A meth-addled man pushed the "blame-it-on-her-period" cliché to the extreme when he told sheriff's deputies that his girlfriend went crazy, punched herself and ran outside naked all because she was out of tampons ... when in fact, deputies determined, she was perfectly sane and had been running away from him—with good reason—according to a Pima County Sheriff's Department report.

A deputy was called to the reportee's house, where he said his live-in girlfriend had just run outside completely nude after she started slapping herself and "lost her mind."

This man—whom the deputy recognized immediately from previous encounters—said she'd woken him up around 2:15 a.m., screaming at him incessantly while repeatedly hitting her own face.

He said she was "mad there were no tampons" in the house and that "she was on her period right now and he attributed her actions to that."

The deputy entered the master bedroom to see a methamphetamine pipe attached to a bong sitting on a dressing table.

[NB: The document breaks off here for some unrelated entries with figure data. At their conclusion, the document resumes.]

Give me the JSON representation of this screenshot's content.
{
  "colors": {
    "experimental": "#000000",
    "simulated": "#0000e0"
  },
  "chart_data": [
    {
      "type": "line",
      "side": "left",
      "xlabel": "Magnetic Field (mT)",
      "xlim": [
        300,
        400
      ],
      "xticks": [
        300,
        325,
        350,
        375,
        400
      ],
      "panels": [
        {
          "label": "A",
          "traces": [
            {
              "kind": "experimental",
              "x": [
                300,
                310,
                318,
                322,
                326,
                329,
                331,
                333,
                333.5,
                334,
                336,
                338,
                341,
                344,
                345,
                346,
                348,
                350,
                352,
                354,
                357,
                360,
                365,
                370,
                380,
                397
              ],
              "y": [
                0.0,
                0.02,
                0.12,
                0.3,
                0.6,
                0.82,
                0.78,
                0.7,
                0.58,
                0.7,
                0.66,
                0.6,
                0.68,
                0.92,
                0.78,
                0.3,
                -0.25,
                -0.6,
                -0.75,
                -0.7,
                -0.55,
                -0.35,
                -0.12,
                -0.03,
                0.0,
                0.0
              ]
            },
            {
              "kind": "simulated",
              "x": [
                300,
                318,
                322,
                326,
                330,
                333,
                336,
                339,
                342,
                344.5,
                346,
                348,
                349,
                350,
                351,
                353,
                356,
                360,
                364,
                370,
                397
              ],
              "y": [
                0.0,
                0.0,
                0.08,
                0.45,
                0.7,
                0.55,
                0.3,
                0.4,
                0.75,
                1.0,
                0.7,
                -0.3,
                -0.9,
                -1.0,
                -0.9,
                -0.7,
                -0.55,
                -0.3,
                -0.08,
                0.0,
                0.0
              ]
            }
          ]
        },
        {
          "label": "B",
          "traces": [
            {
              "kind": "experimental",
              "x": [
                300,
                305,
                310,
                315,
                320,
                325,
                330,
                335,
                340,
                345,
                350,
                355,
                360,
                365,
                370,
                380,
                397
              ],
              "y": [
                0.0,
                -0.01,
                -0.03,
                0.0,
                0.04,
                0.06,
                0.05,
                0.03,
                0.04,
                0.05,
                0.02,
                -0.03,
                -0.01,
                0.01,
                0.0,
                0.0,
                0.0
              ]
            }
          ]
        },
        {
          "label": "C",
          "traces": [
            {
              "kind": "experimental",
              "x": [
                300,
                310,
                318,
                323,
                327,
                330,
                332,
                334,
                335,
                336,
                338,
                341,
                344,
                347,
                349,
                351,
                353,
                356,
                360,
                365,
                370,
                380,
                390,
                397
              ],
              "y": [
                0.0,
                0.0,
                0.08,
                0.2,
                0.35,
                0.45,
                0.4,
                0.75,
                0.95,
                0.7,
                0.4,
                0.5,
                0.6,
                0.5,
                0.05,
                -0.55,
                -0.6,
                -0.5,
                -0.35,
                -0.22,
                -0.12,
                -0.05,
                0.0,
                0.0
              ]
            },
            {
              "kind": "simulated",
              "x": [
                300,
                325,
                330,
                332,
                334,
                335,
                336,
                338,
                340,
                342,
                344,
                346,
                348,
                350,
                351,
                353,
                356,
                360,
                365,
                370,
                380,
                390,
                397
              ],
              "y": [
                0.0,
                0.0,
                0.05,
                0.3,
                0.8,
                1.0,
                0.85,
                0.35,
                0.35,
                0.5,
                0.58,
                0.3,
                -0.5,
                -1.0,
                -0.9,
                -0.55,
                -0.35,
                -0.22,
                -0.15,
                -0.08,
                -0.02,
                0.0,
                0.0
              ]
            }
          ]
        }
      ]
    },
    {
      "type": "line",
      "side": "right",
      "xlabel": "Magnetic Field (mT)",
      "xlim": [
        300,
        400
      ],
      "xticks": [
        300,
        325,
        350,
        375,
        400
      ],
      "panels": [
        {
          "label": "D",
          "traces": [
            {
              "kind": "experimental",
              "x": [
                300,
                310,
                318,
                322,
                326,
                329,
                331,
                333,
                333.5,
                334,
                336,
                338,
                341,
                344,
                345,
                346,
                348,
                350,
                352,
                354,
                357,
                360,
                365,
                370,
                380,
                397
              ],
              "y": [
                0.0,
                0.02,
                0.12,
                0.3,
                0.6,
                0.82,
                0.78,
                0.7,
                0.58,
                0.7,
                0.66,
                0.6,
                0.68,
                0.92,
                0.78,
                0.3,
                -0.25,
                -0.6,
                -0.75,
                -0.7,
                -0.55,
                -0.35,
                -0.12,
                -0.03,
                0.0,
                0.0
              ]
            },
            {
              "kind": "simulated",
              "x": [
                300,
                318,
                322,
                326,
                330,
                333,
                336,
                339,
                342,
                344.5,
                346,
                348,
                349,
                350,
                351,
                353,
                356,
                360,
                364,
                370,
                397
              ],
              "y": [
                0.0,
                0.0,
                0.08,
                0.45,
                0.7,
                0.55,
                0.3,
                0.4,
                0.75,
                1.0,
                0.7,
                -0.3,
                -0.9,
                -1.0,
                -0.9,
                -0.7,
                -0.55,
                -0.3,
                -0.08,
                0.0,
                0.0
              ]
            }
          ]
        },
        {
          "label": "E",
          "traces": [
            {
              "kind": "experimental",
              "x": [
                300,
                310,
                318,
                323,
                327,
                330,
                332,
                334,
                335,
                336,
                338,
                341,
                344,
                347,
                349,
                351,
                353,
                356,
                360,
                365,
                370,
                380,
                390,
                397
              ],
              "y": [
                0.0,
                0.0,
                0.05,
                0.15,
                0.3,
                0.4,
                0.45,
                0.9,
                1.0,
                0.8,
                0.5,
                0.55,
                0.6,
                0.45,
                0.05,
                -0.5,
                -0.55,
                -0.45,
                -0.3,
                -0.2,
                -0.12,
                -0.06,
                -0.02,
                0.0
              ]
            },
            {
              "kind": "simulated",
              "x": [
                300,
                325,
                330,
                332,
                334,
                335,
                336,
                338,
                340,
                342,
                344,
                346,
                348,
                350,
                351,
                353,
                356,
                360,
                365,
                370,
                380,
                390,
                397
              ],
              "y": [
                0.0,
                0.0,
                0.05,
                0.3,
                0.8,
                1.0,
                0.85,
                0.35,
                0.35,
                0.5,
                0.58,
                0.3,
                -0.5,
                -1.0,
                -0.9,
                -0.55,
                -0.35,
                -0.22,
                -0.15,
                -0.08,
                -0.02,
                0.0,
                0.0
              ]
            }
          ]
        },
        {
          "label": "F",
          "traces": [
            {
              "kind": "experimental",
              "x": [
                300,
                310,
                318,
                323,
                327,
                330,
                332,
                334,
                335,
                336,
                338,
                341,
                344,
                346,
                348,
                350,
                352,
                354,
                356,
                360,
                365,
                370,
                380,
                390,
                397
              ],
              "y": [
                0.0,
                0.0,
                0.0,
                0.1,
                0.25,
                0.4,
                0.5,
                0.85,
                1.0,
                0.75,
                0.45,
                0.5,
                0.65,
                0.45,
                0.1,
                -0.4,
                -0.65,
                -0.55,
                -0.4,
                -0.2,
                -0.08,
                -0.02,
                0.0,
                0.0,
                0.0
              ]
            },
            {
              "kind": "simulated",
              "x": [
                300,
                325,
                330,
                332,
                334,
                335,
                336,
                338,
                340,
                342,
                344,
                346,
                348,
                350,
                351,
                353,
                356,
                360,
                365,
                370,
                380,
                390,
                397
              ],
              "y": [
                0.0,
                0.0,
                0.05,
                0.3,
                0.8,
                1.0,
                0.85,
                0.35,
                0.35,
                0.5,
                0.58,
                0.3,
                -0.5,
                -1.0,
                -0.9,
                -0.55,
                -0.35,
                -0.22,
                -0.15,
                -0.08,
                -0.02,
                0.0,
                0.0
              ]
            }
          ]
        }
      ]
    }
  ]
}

However, knowing the reportee as a previous violent offender, he chose "not to worry about the bong" in order to first ensure the female was OK.

His instincts were on the mark: Just then a fellow officer called him to a nearby Circle K convenience store, where he'd found that the woman wasn't quite OK: Her neck displayed pink marks, as if someone had tried to choke her—and she said that "someone" was her boyfriend.

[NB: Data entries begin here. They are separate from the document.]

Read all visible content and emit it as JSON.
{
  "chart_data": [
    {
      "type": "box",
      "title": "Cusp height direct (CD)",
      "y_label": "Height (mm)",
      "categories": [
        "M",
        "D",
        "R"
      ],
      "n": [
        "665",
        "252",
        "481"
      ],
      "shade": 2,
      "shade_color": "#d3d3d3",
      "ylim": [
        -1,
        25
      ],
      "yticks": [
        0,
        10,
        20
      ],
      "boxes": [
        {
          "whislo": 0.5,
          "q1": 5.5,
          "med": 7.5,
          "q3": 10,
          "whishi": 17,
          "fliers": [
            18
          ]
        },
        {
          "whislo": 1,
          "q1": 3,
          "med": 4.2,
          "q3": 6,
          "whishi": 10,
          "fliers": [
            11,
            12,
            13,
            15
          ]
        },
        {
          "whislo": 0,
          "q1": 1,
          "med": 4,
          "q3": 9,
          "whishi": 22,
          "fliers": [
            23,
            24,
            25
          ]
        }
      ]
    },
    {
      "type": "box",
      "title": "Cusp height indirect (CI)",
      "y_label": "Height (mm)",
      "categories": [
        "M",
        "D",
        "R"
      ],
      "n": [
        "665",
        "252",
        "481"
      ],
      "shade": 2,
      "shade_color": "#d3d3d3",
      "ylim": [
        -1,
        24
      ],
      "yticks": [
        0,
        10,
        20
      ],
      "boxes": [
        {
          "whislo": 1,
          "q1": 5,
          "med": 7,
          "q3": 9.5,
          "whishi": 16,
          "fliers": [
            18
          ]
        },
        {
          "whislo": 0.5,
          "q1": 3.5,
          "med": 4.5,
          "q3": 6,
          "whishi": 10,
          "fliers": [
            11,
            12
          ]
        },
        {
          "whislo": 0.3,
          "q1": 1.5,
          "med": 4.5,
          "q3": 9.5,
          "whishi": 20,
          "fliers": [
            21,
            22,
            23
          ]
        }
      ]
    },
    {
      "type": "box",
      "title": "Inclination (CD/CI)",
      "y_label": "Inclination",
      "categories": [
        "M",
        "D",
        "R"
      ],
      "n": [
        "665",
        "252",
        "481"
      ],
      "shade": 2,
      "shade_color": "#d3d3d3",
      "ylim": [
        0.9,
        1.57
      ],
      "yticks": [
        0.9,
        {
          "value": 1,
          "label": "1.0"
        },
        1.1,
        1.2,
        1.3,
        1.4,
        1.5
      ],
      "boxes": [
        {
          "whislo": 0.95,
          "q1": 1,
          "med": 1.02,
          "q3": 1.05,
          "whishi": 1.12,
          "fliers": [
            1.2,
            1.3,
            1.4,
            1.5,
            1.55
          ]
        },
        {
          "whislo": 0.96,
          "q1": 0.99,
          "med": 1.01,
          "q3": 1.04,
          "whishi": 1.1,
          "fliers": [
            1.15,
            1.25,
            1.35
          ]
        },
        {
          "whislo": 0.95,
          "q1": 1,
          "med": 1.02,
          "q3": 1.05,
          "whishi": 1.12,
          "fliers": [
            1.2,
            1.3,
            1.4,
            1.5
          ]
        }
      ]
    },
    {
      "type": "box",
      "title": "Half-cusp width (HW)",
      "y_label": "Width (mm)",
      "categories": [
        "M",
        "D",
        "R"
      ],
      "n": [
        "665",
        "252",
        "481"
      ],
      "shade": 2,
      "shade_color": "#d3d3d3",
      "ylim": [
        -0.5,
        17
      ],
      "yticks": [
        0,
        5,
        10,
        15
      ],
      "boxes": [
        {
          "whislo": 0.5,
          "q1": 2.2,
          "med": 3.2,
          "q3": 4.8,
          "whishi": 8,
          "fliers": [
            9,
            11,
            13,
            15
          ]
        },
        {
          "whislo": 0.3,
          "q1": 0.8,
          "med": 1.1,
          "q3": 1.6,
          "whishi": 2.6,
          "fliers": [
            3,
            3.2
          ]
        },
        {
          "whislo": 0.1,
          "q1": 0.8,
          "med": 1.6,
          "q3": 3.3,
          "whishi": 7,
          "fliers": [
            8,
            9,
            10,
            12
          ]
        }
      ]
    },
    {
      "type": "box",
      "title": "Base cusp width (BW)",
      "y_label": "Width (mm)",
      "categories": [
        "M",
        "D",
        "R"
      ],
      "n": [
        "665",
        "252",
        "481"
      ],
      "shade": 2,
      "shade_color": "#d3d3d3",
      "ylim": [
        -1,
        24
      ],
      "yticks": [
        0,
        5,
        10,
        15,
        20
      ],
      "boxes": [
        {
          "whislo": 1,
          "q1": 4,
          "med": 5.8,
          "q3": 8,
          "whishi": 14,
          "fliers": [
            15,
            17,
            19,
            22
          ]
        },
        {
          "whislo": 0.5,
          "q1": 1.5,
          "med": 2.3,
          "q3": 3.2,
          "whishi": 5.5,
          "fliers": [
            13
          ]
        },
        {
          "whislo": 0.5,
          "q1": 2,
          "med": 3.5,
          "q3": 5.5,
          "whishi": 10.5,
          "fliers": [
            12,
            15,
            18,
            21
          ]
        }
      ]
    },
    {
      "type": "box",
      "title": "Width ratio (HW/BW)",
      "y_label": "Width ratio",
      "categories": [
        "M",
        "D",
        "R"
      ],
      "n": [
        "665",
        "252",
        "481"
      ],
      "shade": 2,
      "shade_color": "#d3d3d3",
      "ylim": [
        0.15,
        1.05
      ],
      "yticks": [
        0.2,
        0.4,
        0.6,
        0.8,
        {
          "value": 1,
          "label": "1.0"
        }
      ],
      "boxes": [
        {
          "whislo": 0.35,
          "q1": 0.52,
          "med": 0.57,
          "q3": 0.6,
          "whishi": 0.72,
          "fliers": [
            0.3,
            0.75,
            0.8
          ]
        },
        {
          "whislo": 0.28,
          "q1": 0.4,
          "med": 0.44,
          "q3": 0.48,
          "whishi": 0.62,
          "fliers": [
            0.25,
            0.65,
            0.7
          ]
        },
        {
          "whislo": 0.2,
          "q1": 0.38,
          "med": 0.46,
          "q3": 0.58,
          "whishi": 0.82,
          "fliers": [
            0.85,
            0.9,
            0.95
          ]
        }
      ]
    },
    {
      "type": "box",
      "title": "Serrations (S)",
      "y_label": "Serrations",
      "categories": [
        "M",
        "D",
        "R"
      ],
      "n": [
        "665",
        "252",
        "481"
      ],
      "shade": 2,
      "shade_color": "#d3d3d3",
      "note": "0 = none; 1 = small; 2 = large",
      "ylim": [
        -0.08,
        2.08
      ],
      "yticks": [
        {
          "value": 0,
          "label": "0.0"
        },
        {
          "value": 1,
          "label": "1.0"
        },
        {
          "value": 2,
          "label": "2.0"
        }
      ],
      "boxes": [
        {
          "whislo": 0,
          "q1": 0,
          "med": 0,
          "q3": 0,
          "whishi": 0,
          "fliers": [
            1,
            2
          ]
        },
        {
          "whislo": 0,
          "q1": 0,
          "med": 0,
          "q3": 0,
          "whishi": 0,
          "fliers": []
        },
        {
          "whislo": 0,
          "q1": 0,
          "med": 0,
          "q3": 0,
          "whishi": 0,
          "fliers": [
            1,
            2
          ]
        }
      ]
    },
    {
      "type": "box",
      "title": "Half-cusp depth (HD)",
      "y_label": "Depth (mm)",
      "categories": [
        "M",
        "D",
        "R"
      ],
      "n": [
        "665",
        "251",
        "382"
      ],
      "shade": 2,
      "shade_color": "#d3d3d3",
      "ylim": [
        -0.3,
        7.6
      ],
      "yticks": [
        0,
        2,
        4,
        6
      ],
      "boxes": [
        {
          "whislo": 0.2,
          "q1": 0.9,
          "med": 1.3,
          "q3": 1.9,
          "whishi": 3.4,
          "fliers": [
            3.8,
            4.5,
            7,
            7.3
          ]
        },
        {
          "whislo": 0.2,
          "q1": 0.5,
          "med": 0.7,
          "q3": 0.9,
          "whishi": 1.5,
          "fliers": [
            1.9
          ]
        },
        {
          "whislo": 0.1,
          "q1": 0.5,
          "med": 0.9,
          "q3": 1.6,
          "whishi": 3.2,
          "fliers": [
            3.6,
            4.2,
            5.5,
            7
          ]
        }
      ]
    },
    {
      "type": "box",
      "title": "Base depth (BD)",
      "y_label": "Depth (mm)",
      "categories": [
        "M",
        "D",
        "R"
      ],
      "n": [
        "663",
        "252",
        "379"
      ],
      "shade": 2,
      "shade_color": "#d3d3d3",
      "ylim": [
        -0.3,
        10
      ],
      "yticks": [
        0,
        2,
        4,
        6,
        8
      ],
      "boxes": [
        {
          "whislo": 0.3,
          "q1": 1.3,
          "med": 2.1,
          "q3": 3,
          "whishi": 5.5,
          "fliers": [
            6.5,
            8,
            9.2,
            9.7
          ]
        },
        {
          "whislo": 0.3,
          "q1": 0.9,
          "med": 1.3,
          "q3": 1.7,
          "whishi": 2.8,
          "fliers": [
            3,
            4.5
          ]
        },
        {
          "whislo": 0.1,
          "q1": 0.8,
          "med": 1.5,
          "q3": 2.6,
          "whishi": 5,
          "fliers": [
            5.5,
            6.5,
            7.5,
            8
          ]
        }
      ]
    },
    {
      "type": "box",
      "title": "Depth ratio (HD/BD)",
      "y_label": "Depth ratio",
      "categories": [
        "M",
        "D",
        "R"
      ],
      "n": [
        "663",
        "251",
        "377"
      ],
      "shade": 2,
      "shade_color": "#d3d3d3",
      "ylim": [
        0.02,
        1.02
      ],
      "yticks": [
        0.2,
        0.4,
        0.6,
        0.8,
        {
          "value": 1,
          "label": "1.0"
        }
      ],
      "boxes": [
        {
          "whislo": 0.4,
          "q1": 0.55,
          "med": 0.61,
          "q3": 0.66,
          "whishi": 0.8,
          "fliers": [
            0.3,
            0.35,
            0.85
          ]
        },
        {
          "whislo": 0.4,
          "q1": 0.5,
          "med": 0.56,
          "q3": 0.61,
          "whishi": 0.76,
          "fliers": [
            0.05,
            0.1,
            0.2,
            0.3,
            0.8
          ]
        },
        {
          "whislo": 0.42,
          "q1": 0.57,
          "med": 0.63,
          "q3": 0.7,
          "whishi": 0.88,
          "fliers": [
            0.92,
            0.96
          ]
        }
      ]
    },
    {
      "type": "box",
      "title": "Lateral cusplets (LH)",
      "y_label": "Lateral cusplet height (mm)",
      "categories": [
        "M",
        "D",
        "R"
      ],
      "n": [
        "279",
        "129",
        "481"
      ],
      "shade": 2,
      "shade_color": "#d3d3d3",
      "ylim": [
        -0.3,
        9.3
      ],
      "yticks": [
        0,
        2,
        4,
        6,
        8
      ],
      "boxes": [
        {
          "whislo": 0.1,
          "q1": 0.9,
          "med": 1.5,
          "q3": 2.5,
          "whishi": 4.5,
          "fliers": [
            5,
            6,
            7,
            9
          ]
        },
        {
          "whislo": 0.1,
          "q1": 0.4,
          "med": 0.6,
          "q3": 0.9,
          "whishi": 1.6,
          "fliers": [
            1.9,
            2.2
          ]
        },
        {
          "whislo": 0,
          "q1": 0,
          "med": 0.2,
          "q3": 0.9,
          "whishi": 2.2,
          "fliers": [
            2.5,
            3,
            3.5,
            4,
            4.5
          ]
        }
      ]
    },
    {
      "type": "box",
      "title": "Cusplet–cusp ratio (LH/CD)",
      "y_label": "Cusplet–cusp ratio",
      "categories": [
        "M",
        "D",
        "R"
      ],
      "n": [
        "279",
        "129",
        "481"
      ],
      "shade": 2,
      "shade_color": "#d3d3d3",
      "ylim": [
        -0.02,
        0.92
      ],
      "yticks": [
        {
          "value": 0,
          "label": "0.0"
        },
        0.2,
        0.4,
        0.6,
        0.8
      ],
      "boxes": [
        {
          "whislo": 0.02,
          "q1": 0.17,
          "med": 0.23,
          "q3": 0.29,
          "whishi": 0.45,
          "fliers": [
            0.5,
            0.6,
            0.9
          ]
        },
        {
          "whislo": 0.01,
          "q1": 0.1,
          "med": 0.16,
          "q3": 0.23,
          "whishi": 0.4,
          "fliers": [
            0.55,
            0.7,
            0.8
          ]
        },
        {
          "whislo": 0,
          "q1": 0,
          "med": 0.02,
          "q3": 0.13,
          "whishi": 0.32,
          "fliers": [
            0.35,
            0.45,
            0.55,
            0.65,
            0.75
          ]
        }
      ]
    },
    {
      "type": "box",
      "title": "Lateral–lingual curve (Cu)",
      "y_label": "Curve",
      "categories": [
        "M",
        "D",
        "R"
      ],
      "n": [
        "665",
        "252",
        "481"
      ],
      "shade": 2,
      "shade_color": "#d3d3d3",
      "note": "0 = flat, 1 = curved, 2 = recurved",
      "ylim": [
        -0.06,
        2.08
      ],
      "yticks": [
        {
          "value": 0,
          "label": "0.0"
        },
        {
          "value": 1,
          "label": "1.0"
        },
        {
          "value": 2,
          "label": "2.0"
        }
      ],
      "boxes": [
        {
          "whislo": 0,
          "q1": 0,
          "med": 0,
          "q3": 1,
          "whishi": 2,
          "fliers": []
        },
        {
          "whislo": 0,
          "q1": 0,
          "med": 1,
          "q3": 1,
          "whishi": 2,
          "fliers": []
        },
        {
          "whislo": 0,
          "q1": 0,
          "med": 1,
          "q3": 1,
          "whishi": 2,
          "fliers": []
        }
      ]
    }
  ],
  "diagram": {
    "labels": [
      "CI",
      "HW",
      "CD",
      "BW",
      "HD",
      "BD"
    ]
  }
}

Other than the marks, she looked normal—and was fully dressed. In fact, she had her purse with her and was buying a soda. She was also totally coherent and calm.

When deputies returned to the house to find the boyfriend, he'd locked himself inside and started yelling at them—adamantly denying having tried to harm his girlfriend (augmenting his earlier story to say she'd actually "punched" herself). Then he said "his attorney told him not to talk" to them (although, when asked, he said he didn't know his attorney's name).

When deputies informed the man they'd "be outside for a while" waiting for him, he became very upset, "ranting and raving." He said "he was not going to go jail for something he did not do and he would rather die."

He then actually called the Sheriff's Department's communications line again—this time apparently to report the very deputies from which he'd earlier requested help—and threatened to kill one of the deputies, plus (for some reason) the dispatcher.

Eventually the reportee—now turned subject—left his house and allowed himself to be handcuffed. He was booked for domestic violence and assault, apparently unaware that he might've avoided jail altogether had he never called law enforcement in the first place. The victim said she planned to move in with a friend.